These are disguised but true stories.
A director who has never operated a plant or worked in the company’s industry chairs the board’s health and safety committee. Internal controls are missed and poison in the company’s products kills several customers.
A director from the food industry chairs the bank’s risk committee. The director does not understand complex derivatives. The bank loses hundreds of millions of dollars in risky trades. (This happened twice, in two different banks. In the second bank, which lost billions, the risk committee chair was from a museum that received donations from the bank.)
Many directors on this third board have no experience in the company’s industry or in the complex overseas markets in which the company operates. The company has alleged widespread bribery, for which the industry is notorious. The CEO is arrested and the company’s brand is splashed all over the news.
This director chairs a company’s strategy committee but has never worked in the industry. The company loses 75% of its stock value. It takes the company years to finally bring industry experts on to the board, but it may be too little too late.
Many directors on this board have never worked in the industry and do not understand financial reporting necessary to sit on this board. They do not recognize potential fraud and inappropriately incent management. The company goes from an iconic Canadian brand to almost nothing. Shareholders lose billions.
In Canada, prior to the arrival of a shareholder activist compelling necessary board change, this board did not even have a single director (other than the CEO) with experience in the very industry in which the company operates. The stock is now up 30%.
There are several other examples. In all of the above, the boards supposedly looked “great.” They were composed of high-profile, so called “blue chip” directors – former politicians, ambassadors, company CEOs, presidents, consultants, lawyers, academics and so on, yet there were all abject failures.
In Canada, as in several other countries, you do not have to understand the business to sit on the board. Shockingly, in Canada, a director does not even have to be financially literate (at least initially) to sit on the audit committee of a public company. Yet we expect these directors as fiduciaries to oversee shareholder investments and the company’s best interests. The requirements for being a public company director are astonishingly minimal.
The vast majority of directors are selected on the basis of formal independence, yet the academic evidence runs counter to this. I recommended to the Office of Superintendent of Financial Institutions in a study I was asked to do, that boards of financial institutions should have directors with industry and risk expertise. This is now the law in Canada – but it took until 2013. The SEC in 2009 (post financial crisis) enacted a law, citing my work, that directors had to be selected on the basis of qualifications, skills and competencies.
One reason activist directors are frustrated, they tell me, is the astonishing lack of experience directors have, from the industry that is necessary for the company’s strategy, and with solid track records of value creation. They, and the media, are now scrutinizing the background and expertise of directors. This is a welcome development. There needs to be a fundamental change in the way directors are selected, and the ability of shareholders to remove directors who do not have the background or experience.

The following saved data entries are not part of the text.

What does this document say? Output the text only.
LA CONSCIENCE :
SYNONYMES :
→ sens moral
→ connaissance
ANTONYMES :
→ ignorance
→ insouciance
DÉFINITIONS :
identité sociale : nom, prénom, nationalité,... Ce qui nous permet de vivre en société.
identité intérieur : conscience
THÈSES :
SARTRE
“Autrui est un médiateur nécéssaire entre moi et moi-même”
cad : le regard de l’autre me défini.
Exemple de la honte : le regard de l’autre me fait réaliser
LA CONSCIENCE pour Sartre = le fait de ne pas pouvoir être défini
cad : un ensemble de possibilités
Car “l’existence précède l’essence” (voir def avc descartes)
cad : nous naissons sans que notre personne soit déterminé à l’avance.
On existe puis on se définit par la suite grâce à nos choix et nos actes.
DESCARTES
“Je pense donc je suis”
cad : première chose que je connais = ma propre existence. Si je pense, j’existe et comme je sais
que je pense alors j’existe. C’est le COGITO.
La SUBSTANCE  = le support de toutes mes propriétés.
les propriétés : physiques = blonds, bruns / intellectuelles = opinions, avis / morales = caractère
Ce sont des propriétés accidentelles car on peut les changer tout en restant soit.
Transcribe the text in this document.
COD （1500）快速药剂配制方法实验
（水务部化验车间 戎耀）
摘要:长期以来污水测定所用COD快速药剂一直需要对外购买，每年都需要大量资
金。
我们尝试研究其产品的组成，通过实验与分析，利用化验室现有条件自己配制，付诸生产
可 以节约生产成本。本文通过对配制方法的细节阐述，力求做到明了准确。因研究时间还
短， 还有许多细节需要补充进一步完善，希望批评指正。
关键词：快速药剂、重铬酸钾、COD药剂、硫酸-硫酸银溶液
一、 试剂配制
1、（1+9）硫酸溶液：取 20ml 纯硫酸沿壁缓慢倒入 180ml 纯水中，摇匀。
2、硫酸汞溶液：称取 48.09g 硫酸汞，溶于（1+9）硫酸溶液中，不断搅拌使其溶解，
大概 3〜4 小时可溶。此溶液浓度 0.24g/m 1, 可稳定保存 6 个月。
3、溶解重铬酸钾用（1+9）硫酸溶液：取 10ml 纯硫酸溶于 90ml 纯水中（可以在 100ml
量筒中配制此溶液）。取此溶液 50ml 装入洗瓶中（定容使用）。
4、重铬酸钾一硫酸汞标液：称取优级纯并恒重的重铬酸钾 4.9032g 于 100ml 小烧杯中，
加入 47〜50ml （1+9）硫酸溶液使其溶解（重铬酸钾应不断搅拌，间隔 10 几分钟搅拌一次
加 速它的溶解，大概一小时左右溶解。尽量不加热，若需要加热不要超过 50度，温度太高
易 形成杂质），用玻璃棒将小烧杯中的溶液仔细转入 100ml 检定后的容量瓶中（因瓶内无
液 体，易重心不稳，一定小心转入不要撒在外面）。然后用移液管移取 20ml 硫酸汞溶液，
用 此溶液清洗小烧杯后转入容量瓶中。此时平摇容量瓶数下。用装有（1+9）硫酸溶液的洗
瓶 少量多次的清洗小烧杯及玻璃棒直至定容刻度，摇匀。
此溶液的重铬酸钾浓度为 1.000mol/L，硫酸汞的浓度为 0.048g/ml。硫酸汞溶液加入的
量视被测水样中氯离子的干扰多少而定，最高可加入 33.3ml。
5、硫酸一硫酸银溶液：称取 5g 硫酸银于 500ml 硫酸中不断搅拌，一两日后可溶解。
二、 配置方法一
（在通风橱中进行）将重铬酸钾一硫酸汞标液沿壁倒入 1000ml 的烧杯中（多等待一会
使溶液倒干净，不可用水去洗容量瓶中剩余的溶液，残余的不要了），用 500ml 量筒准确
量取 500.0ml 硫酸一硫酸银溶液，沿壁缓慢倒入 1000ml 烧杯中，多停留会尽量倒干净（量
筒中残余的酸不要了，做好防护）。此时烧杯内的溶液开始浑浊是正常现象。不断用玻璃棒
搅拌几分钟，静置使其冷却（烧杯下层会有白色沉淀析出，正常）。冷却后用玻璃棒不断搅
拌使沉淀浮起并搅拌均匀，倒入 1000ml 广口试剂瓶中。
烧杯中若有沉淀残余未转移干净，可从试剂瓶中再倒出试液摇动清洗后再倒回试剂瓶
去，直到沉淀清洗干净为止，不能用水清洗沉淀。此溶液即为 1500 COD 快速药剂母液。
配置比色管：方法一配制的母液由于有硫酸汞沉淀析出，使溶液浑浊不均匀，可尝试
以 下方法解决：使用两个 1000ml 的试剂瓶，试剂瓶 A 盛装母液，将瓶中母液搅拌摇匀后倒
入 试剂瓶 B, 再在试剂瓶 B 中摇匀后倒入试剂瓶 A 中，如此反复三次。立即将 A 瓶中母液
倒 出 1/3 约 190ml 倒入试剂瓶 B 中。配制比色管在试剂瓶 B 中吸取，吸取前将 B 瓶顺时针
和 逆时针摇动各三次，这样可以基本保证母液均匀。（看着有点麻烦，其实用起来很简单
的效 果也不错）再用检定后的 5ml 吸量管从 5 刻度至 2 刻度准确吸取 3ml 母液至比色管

The three most important attributes for a director are knowledge of the business, financial acumen and backbone. Most directors are not selected on this basis. If you do not have this, directors sit in meetings without any ability whatsoever to contribute meaningfully. Most of the time, they are silent, pretending to understand. They are out of their depth and taking up a valuable spot.
Contrast this with directors who are selected properly, not on profile, pedigree or prestige, but on mindset, experience and strategic track record. These directors are a pleasure to see. Management has to bring their “A” game for these directors. These directors ask question after question after question, weighing in with their enormous experience (often much more than management) and telling management what to think of, what the flaws are in their thinking, and how to perform better and recognize opportunity to add value. These directors hold management accountable and have the heft to do so. They know what questions to ask and when to act. They have “been there, done that.” When necessary, they tell the CEO which way to part his or her hair. There is no ambiguity in these boardrooms who is in charge. Management is accountable to the board and the board to shareholders.
Sadly, these latter directors and boards are in the minority.